Further Dealings with Event 1040 MS Exchange ActiveSync
Further to the previous article: Dealing with Event ID 1040 MS Exchange ActiveSync we are still experiencing this problem. Apparently the only port required for Direct Push to work from Exchange 2007 Server with ActiveSync is HTTPS on port 443. The recommendation is to increase the firewall time-out for this path to between 15 and 30 minutes (see Configuring Direct Push to Work Through Your Firewall).
Using our SonicWALL firewall I have made this change however the event is still appearing with regularity in our Exchange event logs. Up until now I have considered the requirement to only affect TCP connections however I did an experiment to increase the timeout for UDP to this value – for a while I thought this might have resolved the issue but it looks like it hasn’t.
The particular message in the event logs states
Event Type: Warning
Event Source: MSExchange ActiveSync
Event Category: Requests
Event ID: 1040
The average of the most recent  heartbeat intervals used by clients is less than or equal to .
Make sure that your firewall configuration is set to work correctly with Exchange ActiveSync and Direct Push technology. Specifically, make sure that your firewall is configured so that requests to Exchange ActiveSync do not expire before they have the opportunity to be processed.

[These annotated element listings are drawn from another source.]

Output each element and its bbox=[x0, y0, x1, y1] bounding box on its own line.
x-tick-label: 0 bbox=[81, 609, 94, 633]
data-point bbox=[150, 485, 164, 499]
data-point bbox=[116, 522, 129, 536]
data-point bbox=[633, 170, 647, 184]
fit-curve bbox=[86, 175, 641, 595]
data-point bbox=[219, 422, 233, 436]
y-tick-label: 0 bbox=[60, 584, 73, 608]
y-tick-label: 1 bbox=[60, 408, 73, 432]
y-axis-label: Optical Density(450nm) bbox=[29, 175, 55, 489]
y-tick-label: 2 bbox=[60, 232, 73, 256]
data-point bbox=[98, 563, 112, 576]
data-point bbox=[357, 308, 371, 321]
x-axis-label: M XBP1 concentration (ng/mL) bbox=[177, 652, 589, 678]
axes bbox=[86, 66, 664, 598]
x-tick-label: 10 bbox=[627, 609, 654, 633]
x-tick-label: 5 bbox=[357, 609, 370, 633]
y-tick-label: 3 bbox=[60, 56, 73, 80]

For more information about how to configure firewall settings when you use Exchange ActiveSync, see Microsoft Knowledge Base article 905013, "Enterprise Firewall Configuration for Exchange ActiveSync Direct Push Technology" (http://go.microsoft.com/fwlink/?linkid=3052&kbid=905013).
The 540 seconds (exactly 9 minutes) setting is bugging me and for these tests I set the firewall to 30 minutes for HTTPS so the problem has to lie some other configuration setting.
The Knowledge Base 905013 article is a little thin at Enterprise firewall configuration for Exchange ActiveSync Direct and I didn’t get very far with SonicWALL support as they were asking me to identify the particular user device which was causing the event. This isn’t very practical as there are a whole bunch of devices out there and little information to help me identify which one (or ones) it may be.
I have re-enabled detailed logging on the W3SVC for OWA to see if that sheds any light on the situation.